Here at the end of Summer, as we move into Fall, we often see images of an overflowing cornucopia or harvest baskets brimming with the earth's bounty.
Gardner or not, these images are embedded in our souls as the images of success, reward, and completion.
Such symbolic images are packed with meanings like, “Hard work earns a reward.”
Or, “Now is the time to harvest the results of your efforts!” And, "You reap what you sow."
Further, it’s implied that your harvest, or lack of one, reflects your value as a person, your competency, your skill, and your ability—or lack of—to manifest abundance in your life.
Not All Harvests Are Visible, Bounteous, Or Beautiful.
Not All Barren Fields Are Empty.
Whether your fields are full and ripe for the harvest, parched, withered, and barren, or somewhere in between, you can gather gifts from them.

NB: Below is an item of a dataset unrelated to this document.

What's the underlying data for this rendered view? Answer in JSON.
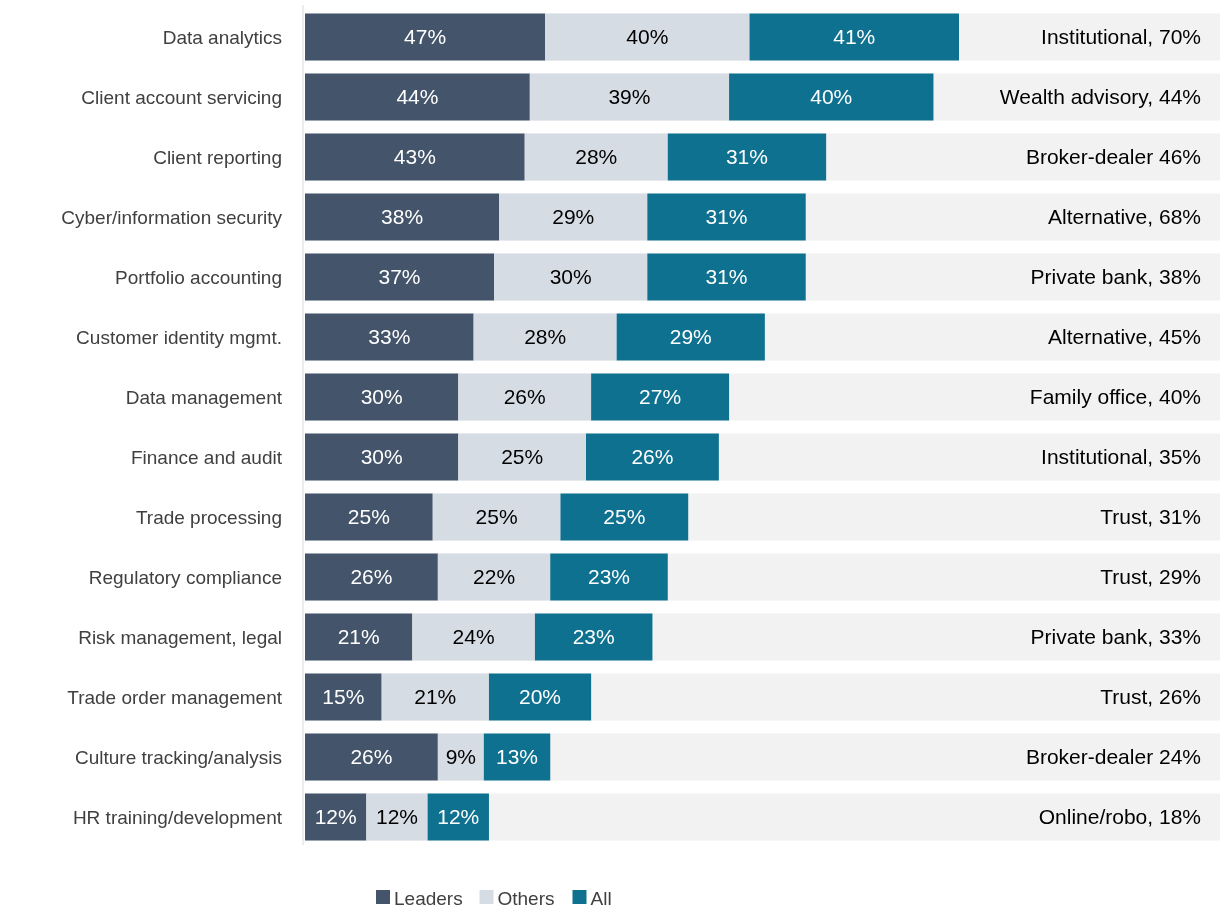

Casting our hopes and dreams upon the fertile earth of our lives is no guarantee of a harvest. It’s an invitation to watch, water, tend, weed, and learn.
We can learn just as much from what didn’t grow, what was planted in the wrong place, at the wrong time, and under the wrong conditions, as we can from a harvest of plenty.
The journey to becoming your own heroine, recreating yourself, and loving your destiny incorporates all you learn from bounteous and barren times. This is The Heroine’s Path. It is saying yes to the entire adventure.
Saturday, September 10th is the Full Harvest Moon. This is a good time to take a walk under its light, write in your journal, make some art, or share a moment with those you love and consider your harvest, gather your thoughts, and offer gratitude for the bounty of all of life's experiences.
The warrior’s approach is to say ‘yes’ to life: say ‘yea’ to it all. Participate joyfully in the sorrows of the world. We cannot cure the world of sorrows, but we can choose to live in joy. When we talk about settling the world’s problems, we’re barking up the wrong tree. The world is perfect. It’s a mess. It has always been a mess. We are not going to change it.